In general, rendering involves the read-out and presentation process of images. In a multi-view coding system, image rendering refers to the process of generating synthetic images.
In our case, synthetic images are rendered by combining the multiple texture images with their corresponding depth images. Over the past decade, image rendering has been an active field of research for multimedia applications . However, limited work has addressed the problem of image rendering in a multi-view video coding framework. Specifically, it will be shown in this thesis that image rendering can be integrated into the multi-view coding algorithm, by employing the rendering procedure in a predictive fashion. When doing so, the quality of the rendered images should match the quality of other non-synthetic images. This implies that the rendering process should be of high quality, dealing with occlusions and the change of scene-sampling position when going from one view to the other. The latter aspect requires accurate texture pixel re-sampling. Summarizing, and more broadly speaking, there are two key aspects for rendering: visualization and compression. Both aspects can be simultaneously addressed when aiming at high-quality rendering. In this thesis, the rendering problem is discussed using the following requirements.
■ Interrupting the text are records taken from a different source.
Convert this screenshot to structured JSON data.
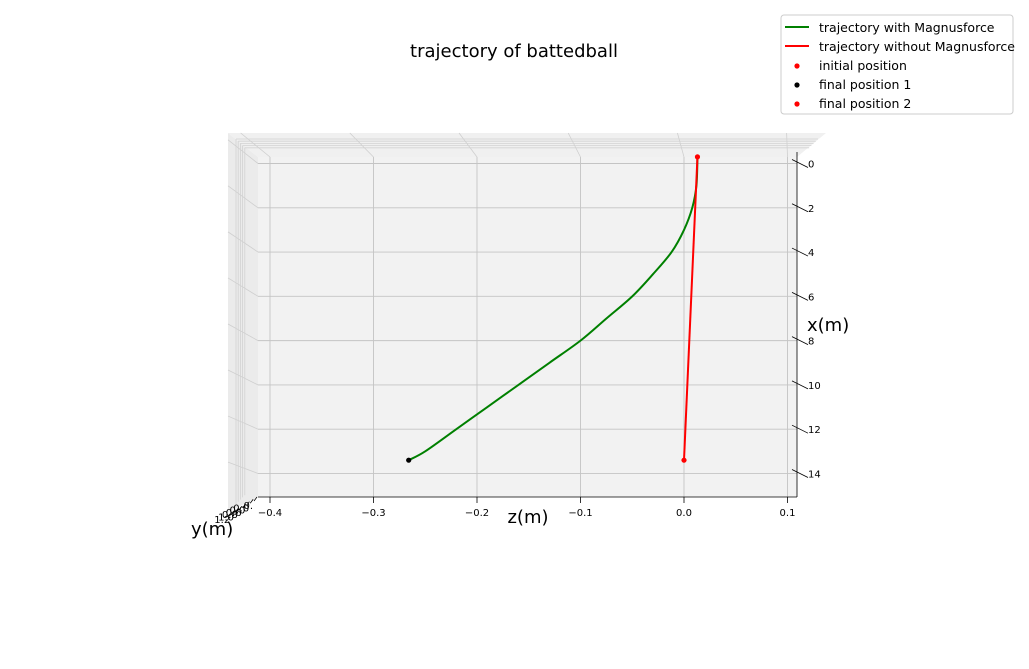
{
  "chart_data": {
    "type": "line",
    "projection": "3d",
    "title": "trajectory of battedball",
    "xlabel": "x(m)",
    "ylabel": "y(m)",
    "zlabel": "z(m)",
    "z_axis": {
      "range": [
        -0.41,
        0.11
      ],
      "ticks": [
        "−0.4",
        "−0.3",
        "−0.2",
        "−0.1",
        "0.0",
        "0.1"
      ],
      "tick_values": [
        -0.4,
        -0.3,
        -0.2,
        -0.1,
        0.0,
        0.1
      ]
    },
    "x_axis": {
      "range": [
        -0.3,
        15.2
      ],
      "ticks": [
        "0",
        "2",
        "4",
        "6",
        "8",
        "10",
        "12",
        "14"
      ],
      "tick_values": [
        0,
        2,
        4,
        6,
        8,
        10,
        12,
        14
      ]
    },
    "y_axis_ticks": [
      "0.",
      "0.0",
      "0.0",
      "0.6",
      "0.8",
      "1.0",
      "1.2"
    ],
    "grid": true,
    "legend_position": "top-right",
    "series": [
      {
        "name": "trajectory with Magnusforce",
        "kind": "line",
        "color": "#008000",
        "z": [
          0.013,
          0.012,
          0.008,
          0.0,
          -0.012,
          -0.03,
          -0.05,
          -0.075,
          -0.1,
          -0.13,
          -0.16,
          -0.19,
          -0.22,
          -0.25,
          -0.266
        ],
        "x": [
          -0.3,
          1.0,
          2.0,
          3.0,
          4.0,
          5.0,
          6.0,
          7.0,
          8.0,
          9.0,
          10.0,
          11.0,
          12.0,
          13.0,
          13.4
        ]
      },
      {
        "name": "trajectory without Magnusforce",
        "kind": "line",
        "color": "#ff0000",
        "z": [
          0.013,
          0.0
        ],
        "x": [
          -0.3,
          13.4
        ]
      },
      {
        "name": "initial position",
        "kind": "scatter",
        "color": "#ff0000",
        "z": [
          0.013
        ],
        "x": [
          -0.3
        ]
      },
      {
        "name": "final position 1",
        "kind": "scatter",
        "color": "#000000",
        "z": [
          -0.266
        ],
        "x": [
          13.4
        ]
      },
      {
        "name": "final position 2",
        "kind": "scatter",
        "color": "#ff0000",
        "z": [
          0.0
        ],
        "x": [
          13.4
        ]
      }
    ]
  }
}
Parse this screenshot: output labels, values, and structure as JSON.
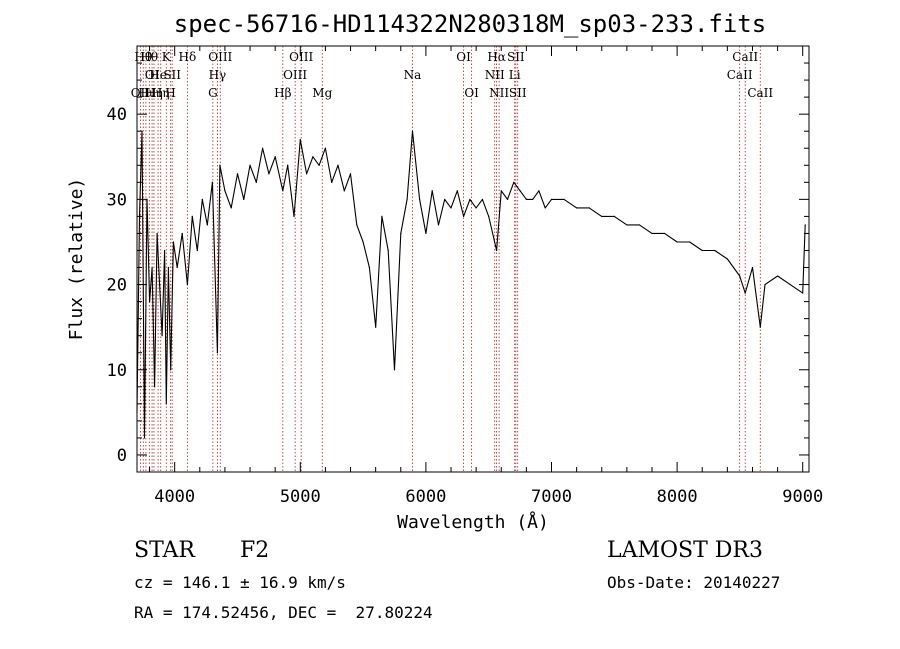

- In the prediction-based rendering algorithm that is related to the multi-view coding system, the rendering algorithm should synthesize high-quality images by accurate pixel re-sampling, and
- the rendering algorithm should correctly handle occluded pixels, so that even occluded pixels can be efficiently compressed at low bit rate.
2The resolution and frame rate of the “Breakdancers” sequence is 1024 × 768 pixels and 15 frames per second, respectively.